University of Colorado geoscientist Robert Brakenridge traced several of the supernovas that happened near our solar system over the past 40,000 years and, by looking at coinciding tree rings, concluded that exploding stars can have major impacts on climate and the environment.
Supernova! It’s the largest explosion that takes place in space, but how do the deaths of giant stars in our own galaxy affect Earth and other planets? Tree rings provide a record of how many radioactive isotopes reach Earth’s atmosphere from space. There are a few historical spikes of these isotopes that can’t be explained by anything happening on Earth. In the study, Brakenridge found that several seem to line up with stars violently exploding. This new research suggests that Earth’s ancient trees may contain evidence of these celestial explosions.
“These are extreme events, and their potential effects seem to match tree ring records,” Brakenridge said in a press release.

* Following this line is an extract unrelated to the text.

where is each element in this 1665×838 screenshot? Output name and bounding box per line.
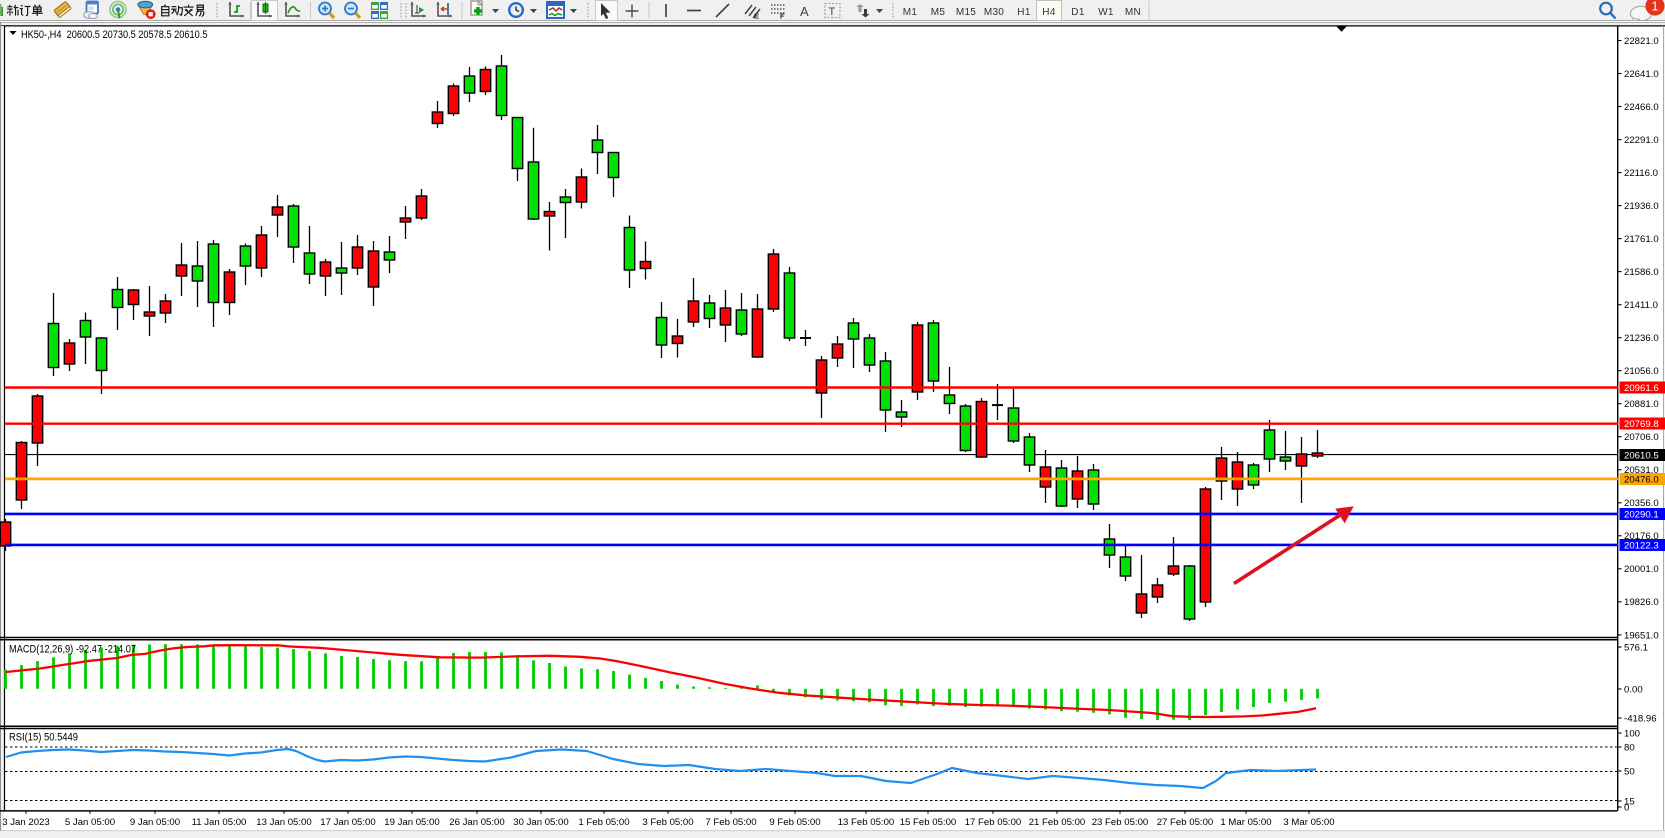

He hopes that humanity won’t have to see those effects for itself anytime soon. Some astronomers think they’ve picked up signs that Betelgeuse, a red giant star in the constellation Orion, might be on the verge of collapsing and going supernova.
Interestingly, it’s quite hard to tell how often stars in the Milky Way explode. Several different techniques have suggested that there should be one to three local supernovae per century, but the most recent Milky Way supernova observation on record was more than 400 years ago.
The spikes suggest that supernovas can weaken the ozone layer and change the Earth’s climate. However, the work isn’t definitive. Other researchers have suggested solar flares could be the culprits, and it’s difficult to precisely date supernova explosions, so the cosmic events may not align with tree rings as neatly as it seems.
Brakenridge and his team found what could be the fingerprints of ancient nearby supernovae in tree rings dating back to 40,000 years ago. And in the last 15,000 years, their results indicate, there could have been four supernovae close enough to Earth to leave their signature in the trees.
“We’re seeing terrestrial events that are begging for an explanation,” Brakenridge said in the release. “There are really only two possibilities: A solar flare or a supernova. I think the supernova hypothesis has been dismissed too quickly.”